Estudantes e trabalhadores da USP e Unesp vão realizar uma nova marcha em defesa da Educação, na quarta-feira (17), a partir das 18h. Desta vez a concentração para o ato ocorrerá no MASP e a passeata caminhará até a Alesp (Assembleia Legislativa).
Na pauta de reivindicações estão muitas das demandas que já constavam na grande marcha realizada no dia 20 de maio, quando cerca de 30 mil pessoas tomaram as avenidas do centro financeiro de São Paulo e caminharam até o Palácio dos Bandeirantes.

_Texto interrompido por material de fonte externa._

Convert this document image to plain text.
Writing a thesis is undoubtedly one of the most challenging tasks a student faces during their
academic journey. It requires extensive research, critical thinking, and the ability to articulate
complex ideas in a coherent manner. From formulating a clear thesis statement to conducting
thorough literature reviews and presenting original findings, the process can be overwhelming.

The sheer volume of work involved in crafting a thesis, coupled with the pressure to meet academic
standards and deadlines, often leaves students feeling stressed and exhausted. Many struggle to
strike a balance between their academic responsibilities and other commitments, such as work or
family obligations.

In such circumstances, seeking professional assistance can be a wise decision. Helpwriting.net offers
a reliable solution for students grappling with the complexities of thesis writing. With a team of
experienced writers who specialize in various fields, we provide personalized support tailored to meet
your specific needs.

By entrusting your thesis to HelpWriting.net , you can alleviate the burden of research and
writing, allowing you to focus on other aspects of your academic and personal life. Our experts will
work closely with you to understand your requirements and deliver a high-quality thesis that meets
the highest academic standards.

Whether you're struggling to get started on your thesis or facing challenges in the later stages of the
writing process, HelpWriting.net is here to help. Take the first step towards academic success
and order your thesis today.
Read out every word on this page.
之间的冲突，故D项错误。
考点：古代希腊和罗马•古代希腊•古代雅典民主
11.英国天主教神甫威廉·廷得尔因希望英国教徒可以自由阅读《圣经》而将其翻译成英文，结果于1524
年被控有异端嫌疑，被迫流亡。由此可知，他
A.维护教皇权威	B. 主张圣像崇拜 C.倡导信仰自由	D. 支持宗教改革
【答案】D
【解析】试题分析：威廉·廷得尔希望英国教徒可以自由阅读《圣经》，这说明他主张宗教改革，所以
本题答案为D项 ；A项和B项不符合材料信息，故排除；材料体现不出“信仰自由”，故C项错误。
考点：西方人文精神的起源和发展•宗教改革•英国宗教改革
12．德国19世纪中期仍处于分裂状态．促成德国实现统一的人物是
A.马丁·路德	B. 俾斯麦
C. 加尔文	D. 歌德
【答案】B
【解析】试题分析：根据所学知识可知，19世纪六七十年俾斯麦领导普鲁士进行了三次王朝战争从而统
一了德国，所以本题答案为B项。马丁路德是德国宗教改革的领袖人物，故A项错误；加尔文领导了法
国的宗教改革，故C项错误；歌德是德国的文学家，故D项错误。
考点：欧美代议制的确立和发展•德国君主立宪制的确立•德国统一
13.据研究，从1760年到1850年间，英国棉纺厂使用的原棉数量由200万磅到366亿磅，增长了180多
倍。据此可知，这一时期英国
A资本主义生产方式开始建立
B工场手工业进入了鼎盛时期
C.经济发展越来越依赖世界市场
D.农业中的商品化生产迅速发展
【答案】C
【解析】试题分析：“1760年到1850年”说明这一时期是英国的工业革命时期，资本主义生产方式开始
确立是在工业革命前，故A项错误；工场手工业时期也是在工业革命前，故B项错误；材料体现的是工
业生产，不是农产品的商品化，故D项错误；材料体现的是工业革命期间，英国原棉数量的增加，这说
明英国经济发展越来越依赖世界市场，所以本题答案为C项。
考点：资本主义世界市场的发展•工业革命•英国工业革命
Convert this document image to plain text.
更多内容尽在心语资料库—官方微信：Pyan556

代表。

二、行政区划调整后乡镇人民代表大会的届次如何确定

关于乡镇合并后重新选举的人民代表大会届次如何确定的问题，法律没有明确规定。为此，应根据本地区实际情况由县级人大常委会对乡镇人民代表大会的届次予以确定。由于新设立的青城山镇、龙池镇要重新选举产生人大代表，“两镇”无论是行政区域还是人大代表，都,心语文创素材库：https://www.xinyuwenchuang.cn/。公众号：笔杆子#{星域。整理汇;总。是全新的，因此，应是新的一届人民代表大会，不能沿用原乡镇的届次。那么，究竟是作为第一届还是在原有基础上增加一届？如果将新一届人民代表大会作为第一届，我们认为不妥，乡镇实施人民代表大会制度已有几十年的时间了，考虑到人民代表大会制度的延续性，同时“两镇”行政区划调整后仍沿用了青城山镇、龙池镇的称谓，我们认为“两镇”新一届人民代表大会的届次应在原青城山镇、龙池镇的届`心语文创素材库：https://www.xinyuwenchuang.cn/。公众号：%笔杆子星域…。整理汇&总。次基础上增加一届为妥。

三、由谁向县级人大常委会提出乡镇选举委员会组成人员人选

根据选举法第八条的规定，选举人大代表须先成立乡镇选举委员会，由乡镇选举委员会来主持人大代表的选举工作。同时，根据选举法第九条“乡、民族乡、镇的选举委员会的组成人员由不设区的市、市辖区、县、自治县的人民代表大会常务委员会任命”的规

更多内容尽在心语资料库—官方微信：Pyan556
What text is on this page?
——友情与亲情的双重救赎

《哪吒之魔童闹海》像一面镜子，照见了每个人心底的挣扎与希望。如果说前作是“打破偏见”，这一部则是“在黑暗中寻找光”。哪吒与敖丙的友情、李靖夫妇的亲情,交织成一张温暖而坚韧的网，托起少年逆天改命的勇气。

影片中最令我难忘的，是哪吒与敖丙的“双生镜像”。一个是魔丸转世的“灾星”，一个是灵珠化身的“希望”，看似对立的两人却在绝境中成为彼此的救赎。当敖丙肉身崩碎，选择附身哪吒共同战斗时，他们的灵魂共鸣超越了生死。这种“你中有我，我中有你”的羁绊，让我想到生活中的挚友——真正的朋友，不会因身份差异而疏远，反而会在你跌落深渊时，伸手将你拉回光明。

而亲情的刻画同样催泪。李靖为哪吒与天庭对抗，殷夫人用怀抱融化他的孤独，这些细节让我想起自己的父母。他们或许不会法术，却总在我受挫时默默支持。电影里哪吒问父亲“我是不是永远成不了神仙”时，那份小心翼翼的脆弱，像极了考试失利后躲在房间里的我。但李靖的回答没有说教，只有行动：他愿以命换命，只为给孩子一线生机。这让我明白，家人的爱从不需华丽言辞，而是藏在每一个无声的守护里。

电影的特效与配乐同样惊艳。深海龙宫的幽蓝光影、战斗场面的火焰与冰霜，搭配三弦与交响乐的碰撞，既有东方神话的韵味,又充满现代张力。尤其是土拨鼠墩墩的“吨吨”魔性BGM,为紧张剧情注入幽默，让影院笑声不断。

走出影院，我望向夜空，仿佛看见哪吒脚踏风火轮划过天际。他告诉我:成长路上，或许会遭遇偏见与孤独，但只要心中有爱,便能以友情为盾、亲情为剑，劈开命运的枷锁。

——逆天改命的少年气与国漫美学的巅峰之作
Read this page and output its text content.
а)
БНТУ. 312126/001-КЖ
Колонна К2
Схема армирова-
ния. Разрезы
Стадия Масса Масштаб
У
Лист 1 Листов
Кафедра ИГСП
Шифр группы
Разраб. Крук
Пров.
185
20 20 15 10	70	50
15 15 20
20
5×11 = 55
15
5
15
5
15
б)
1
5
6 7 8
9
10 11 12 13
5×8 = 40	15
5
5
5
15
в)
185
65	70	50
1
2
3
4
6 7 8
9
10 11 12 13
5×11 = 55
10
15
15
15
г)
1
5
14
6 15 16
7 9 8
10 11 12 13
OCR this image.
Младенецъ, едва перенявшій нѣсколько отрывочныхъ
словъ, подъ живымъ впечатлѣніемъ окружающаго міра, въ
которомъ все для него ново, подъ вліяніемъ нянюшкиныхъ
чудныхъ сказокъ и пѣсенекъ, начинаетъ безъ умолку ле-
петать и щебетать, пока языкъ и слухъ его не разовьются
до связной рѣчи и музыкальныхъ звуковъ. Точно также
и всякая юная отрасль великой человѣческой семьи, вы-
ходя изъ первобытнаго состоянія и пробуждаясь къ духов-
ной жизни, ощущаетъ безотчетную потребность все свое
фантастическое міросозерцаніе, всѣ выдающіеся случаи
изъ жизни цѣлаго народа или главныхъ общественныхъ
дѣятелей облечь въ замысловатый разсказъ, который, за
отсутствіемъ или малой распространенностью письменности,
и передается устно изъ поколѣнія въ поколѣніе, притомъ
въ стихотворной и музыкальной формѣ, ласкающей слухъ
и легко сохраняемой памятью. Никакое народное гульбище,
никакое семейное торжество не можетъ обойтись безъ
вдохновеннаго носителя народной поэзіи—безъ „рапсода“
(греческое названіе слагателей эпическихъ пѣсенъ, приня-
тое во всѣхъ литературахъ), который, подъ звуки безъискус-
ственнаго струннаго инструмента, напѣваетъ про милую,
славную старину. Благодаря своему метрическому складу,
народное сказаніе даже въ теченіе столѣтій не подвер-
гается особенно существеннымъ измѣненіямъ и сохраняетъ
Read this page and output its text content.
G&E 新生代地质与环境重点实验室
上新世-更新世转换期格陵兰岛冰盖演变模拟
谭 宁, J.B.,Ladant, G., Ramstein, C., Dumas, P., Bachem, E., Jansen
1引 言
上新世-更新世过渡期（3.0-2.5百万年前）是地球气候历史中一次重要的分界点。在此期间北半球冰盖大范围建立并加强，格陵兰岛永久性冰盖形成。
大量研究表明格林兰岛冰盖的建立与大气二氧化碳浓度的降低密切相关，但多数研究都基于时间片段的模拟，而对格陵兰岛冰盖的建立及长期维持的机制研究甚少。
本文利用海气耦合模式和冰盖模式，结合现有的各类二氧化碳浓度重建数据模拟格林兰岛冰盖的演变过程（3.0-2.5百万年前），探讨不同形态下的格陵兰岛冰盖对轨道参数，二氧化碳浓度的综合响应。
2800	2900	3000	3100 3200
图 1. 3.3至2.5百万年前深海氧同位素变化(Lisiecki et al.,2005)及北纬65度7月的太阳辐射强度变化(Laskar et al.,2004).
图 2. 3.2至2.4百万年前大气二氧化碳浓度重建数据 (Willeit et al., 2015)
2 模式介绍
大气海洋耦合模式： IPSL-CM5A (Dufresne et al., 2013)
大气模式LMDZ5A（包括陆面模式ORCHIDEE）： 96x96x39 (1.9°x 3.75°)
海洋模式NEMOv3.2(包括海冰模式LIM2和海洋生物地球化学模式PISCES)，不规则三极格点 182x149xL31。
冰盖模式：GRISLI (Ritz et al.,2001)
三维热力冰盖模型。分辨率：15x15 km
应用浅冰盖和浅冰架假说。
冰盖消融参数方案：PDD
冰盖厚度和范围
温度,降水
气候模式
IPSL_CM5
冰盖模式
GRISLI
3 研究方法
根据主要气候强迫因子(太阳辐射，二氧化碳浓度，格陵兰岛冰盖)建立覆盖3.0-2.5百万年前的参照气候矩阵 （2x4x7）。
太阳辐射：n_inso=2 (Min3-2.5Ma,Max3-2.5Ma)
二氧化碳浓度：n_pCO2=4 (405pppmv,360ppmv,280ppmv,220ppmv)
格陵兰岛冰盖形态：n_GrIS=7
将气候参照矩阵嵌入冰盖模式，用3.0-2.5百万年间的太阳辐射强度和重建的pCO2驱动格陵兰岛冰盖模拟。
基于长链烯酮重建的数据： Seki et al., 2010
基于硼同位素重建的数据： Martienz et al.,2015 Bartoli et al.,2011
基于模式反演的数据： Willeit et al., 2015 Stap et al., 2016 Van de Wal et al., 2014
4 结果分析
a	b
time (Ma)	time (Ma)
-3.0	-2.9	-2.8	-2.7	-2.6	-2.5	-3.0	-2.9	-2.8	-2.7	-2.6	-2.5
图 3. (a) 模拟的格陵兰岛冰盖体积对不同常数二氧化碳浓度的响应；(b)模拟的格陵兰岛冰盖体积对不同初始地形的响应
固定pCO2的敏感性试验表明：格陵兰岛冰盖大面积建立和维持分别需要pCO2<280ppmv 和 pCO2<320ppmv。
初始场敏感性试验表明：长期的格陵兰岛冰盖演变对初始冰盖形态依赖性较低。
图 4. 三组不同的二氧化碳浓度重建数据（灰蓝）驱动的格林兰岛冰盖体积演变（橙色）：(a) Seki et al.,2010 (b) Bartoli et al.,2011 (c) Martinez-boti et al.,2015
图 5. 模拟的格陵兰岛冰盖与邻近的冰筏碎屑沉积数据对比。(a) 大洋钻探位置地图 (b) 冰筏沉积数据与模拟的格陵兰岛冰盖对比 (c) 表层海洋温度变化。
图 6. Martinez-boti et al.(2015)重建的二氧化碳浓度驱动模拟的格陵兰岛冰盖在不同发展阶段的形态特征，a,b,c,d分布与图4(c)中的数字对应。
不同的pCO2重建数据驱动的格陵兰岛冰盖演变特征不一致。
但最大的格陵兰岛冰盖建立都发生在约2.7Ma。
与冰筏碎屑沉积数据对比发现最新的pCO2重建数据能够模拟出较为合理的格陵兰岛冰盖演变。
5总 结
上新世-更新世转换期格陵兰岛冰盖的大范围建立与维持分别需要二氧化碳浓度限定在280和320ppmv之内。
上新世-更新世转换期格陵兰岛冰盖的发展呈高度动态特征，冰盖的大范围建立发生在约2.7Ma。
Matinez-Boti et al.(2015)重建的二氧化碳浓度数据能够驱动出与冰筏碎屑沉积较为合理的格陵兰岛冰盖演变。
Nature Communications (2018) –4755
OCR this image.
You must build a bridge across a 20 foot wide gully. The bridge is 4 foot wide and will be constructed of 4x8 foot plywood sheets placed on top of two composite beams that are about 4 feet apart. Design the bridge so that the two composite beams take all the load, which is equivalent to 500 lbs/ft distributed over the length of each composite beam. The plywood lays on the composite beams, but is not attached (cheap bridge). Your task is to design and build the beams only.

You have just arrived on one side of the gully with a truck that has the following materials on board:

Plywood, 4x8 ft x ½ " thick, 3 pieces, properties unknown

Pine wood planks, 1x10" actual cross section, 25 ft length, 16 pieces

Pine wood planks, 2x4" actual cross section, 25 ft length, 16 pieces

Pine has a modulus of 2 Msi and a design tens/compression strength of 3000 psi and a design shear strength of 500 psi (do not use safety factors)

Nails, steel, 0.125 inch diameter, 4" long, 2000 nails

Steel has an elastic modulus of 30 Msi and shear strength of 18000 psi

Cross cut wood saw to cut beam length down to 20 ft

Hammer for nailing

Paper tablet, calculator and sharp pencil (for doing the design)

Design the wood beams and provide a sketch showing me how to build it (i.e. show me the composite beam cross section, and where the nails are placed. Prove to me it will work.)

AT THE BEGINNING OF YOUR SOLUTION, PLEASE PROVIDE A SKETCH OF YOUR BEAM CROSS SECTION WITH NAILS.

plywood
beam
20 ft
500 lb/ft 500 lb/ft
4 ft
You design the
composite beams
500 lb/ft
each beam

A marcha irá denunciar os ataques e a precarização da educação e dos serviços públicos, e exigir um maior orçamento por parte do governo comandado pelo bolsonarista Tarcísio de Freitas.
“Esse ato não nasce do nada: ele é continuidade das lutas que vêm se espalhando pelas universidades e da grande marcha do dia 20 de maio, quando milhares de estudantes e trabalhadores lotaram as ruas de São Paulo contra Tarcísio, inimigo da educação pública”.
A frase faz parte do comunicado oficial divulgado pelo Sintusp (Sindicato dos Trabalhadores da USP), filiado a CSP-Conlutas e um dos organizadores da mobilização, ao lado a Adunesp (Associação dos Docentes da Unesp) e dos DCEs da USP e Unesp.
Outras pautas que serão abordadas no dia 17 é a importância de retomar a luta contra a escala 6×1, que castiga a juventude trabalhadora, e contra a violência policial dentro e fora dos campi, que tenta calar a organização e a resistência nas universidades.
Greve continua na Unesp
A realização do ato mostra que a luta pela educação pública gratuita e de qualidade não terminou com o fim das greves estudantis e de servidores na USP (dia 8/5) e Unicamp (dia 11/5).
Apesar de terem de esperar quase um mês pela reunião de negociação que ocorreu no último dia 10, os servidores da Unesp receberam uma proposta de reajuste que sequer recompõe a inflação do último período.
O Cruesp (Conselho de Reitores) apresentou uma proposta 3,92% (um acréscimo de 0,45% imediato). O valor ainda está longe do que os servidores exigem (7,52%, que cobria a inflação do IPCA mais 3% de perdas históricas).
Na assembleia unificada de docentes e servidores técnicos administrativos, que ocorreu na sexta-feira (12), a decisão foi unânime para a manutenção da greve diante da proposta rebaixada e o não avanço nas pautas estudantis..
Estudantes da USP protestam
Na USP (Universidade de São Paulo), os estudantes seguem com um calendário de luta. Entre as pautas de mobilização, que serão levadas às ruas na quarta-feira (17), estão a readequação do calendário acadêmico, alterado por conta da greve e a garantia de não retaliação aos grevistas.
Todo apoio!
A CSP-Conlutas apoia integralmente a luta dos trabalhadores e estudantes das universidades estaduais por melhorias na Educação e contra o projeto de desmonte de Tarcísio de Freitas.
A unidade de trabalhadores e estudantes já provou ser o caminho para fortalecer as lutas e avançar na conquista de direitos. Todos e todas à Marcha pela Educação!